Copay vs Coinsurance
Updated for plan year 2026
In short
The core difference: a copay is a fixed dollar amount for a service, like $30 for a visit, while coinsurance is a percentage of the cost that rises with the size of the bill. Copays make routine care predictable; coinsurance ties your share to the price of the service, so a big procedure costs you more. Most plans use both: copays for everyday care, coinsurance for larger services after the deductible.
Side by side
| Dimension | Copay | Coinsurance |
|---|---|---|
| How it's calculated | Fixed dollar amount | Percentage of the cost |
| Predictability | Known before the visit | Unknown until the bill |
| On a large bill | Stays the same | Grows with the price |
| Usually applies to | Routine visits and drugs | Procedures and hospital care |
| Relation to deductible | May apply before or after | Usually after the deductible |
When Copay wins
Copays shine for routine, repeated care, like primary care visits, generic prescriptions, and urgent care, where a fixed price lets you budget with certainty.
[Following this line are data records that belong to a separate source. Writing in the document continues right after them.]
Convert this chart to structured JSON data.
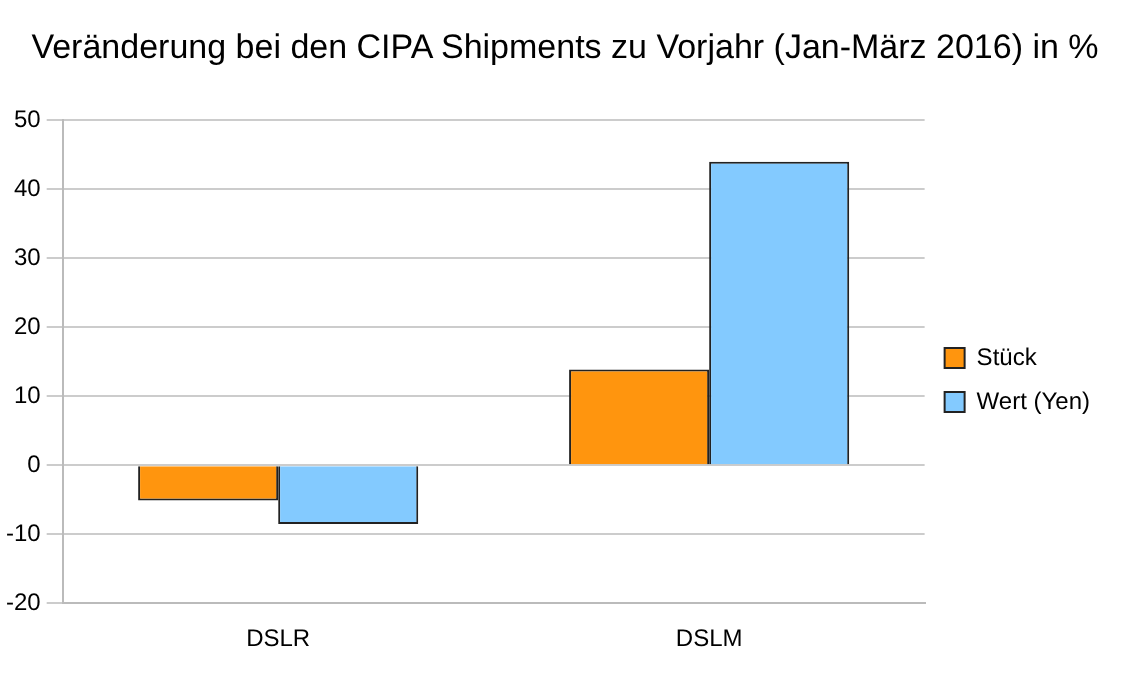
{
  "chart_data": {
    "type": "bar",
    "title": "Veränderung bei den CIPA Shipments zu Vorjahr (Jan-März 2016) in %",
    "categories": [
      "DSLR",
      "DSLM"
    ],
    "series": [
      {
        "name": "Stück",
        "color": "#ff950e",
        "values": [
          -5.1,
          13.9
        ]
      },
      {
        "name": "Wert (Yen)",
        "color": "#83caff",
        "values": [
          -8.5,
          44
        ]
      }
    ],
    "ylim": [
      -20,
      50
    ],
    "yticks": [
      -20,
      -10,
      0,
      10,
      20,
      30,
      40,
      50
    ],
    "grid": "y",
    "legend": "right"
  }
}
A plan that uses copays for everyday services keeps the common stuff predictable, which is valuable if your care is mostly checkups and maintenance medications rather than major procedures.
When Coinsurance wins
Coinsurance governs the big, variable costs, like surgeries, hospital stays, and imaging, where your share is a percentage of a large allowed amount. It's not something you choose so much as a structure to understand: a lower coinsurance rate, like a gold plan's, meaningfully shrinks your bill on a major event, which is where coinsurance matters most.
The bottom line
They are not rivals; most plans use both, copays for routine care and coinsurance for big-ticket services. What matters is reading which applies where, because a low-copay plan can still hit you with heavy coinsurance on a single hospital bill or surgery. Check both before you judge a plan.